Though the 1843 classic has been adapted countless times for various stages, screens and pages, what gives Jones' performance added textures is that his is a recreation of what were undoubtedly the most authentic presentations of the story of the miserly Ebenezer Scrooge and the ghosts who assist in his transformation into a kind and generous soul; the numerous live readings the author gave during the last 18 years of his life.
Many of those readings took place in December of 1867 at New York's Steinway Hall, as part of a five-month American tour, where he also gave readings from works, such as "David Copperfield," "The Life and Adventures of Nicholas Nickleby" and "The Pickwick Papers."
At that time, the 1832 landmark Merchant's House building on East 4th Street was the residence of Eliza Tredwell, widow of hardware businessman Seabury Tredwell, and their children.
While it's possible that the Tredwells may have attended a performance by Dickens at the nearby auditorium on 14th Street, Jones presents the premise that he was, in fact, invited to give a private performance for an intimate holiday gathering.
So rows of chairs are set up in the Greek Revival parlor of what is now the city's only 19th century family home preserved virtually intact with original furnishings and personal belongings.

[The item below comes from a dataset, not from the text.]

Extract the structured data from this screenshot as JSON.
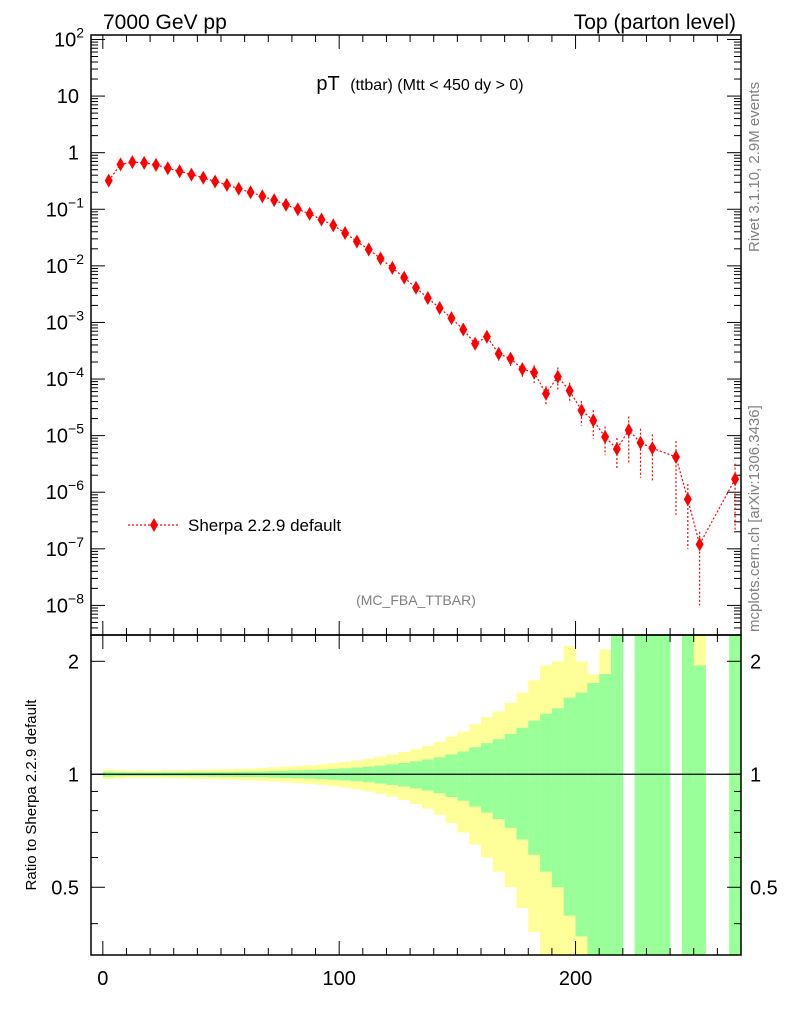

Jones certainly looks quite a bit younger than the 54-year-old Dickens who arrived in America. And while he, like the author, uses an abridged version of the original text for his hour-long performance, he works totally from memory, unlike the originator.
No doubt he's a better actor, too, exuding an energetic charm and a sly sense of humor while narrating the piece as Mr. Dickens, then shifting into a nasal crackle for Scrooge, who gives incredulous looks of disbelief when his nephew Fred and the visiting charity men invite him to partake in the spirit of the holiday.
With outstretched arms, his ghost of Jacob Marley is an eerie, breathy growl. As directed by Dr. Rhonda Dodd, the assortment of characters that follow, from richly Shakespearean to music hall slick to storybook innocent, are played with realism befitting the intimate setting.
Beneath it all, though, is the sincerity of the author's message that we are all put in this Earth to care for one another. Though he knew his novel was a popular success, Dickens couldn't possibly have fathomed how synonymous it would become with the holiday season, and Jones' performance heartwarmingly expresses the novelist's belief that we are placed in this world to enjoy the blessing of one another's good fellowship.